Los días pasaban y los rumores aumentaban. ¿Por qué aquel hombre no hizo nada? ¿Por qué se quedó viendo? ¿Acaso provocó él el fuego? ¿Acaso quiso provocar esa masacre?
Él sabía que no. Pero los informes psicológicos que la policía le obligó a hacer sacaron a la luz que padecía sonambulismo. Como vivía muy cerca del laboratorio y no había testigos oculares de la hora en la que empezó el fuego, se consideró como una posibilidad.
Él sabía que no. Pero por las noches, soñaba todo tipo de cosas extrañas. Y cabía la posibilidad de que su impulso de quemar todo saliera a la luz.
Él sabía que no. Yo sé que no. Pero ahora sí que lo sabré.
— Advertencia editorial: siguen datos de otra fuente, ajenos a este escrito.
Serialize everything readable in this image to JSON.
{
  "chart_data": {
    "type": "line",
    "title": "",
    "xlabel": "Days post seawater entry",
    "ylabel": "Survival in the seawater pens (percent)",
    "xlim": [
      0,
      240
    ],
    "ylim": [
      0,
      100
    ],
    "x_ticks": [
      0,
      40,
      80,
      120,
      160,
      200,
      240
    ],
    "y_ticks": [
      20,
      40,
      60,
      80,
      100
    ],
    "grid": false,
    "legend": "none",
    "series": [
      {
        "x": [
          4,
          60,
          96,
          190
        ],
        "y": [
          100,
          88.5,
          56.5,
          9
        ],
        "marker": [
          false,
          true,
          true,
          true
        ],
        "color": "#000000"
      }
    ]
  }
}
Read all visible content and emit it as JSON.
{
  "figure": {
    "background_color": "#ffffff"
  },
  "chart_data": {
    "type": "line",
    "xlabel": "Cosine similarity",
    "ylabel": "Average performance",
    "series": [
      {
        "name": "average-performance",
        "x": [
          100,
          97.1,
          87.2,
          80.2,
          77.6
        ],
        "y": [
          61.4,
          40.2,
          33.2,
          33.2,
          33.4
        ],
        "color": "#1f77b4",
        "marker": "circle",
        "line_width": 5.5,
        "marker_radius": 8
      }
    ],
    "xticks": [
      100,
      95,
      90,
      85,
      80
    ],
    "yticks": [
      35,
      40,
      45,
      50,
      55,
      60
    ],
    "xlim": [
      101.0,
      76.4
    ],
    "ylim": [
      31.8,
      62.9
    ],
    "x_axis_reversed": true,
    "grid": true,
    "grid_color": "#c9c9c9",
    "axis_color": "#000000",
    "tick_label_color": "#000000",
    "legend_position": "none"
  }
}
Y cogió sus cerillas. Prendió la alfombra. Observó las llamas. El fuego purificador. Las llamas se avivaban, su espíritu se elevaba, se sentía más vivo. La habitación se había convertido en un infierno. Cuando no había más material inerte que quemar, las llamas alcanzaron su pierna. Lanzó un alarido de dolor. Se consumía, y no podía hacer nada por evitarlo. El fuego no purificaba, el fuego dolía. Y ahora se iba a ir al infierno. Entonces, por la ventana apareció su salvación: un hombre con casco y traje ignífugo.
Los bomberos llegaron rápido a la casa. Aparcaron el camión y empezaron a echar agua. Un hombre se aventuró a mirar por todas las ventanas en busca de una víctima. Cuando llegó a lo que parecía el salón, el panorama se le antojó desolador. Un hombre se consumía entre las llamas. Estaba desesperado. Se acercó a él implorando salvación. Pero el bombero sabía que no podía hacer nada. El fuego ya había penetrado en el cuerpo, y en pocos minutos se quedaría reducido a cenizas. Esa habitación se había convertido en un crematorio. Con un gesto de pena, bajó de la escalera y dejó al pobre hombre morirse en su infierno. No podía hacer nada.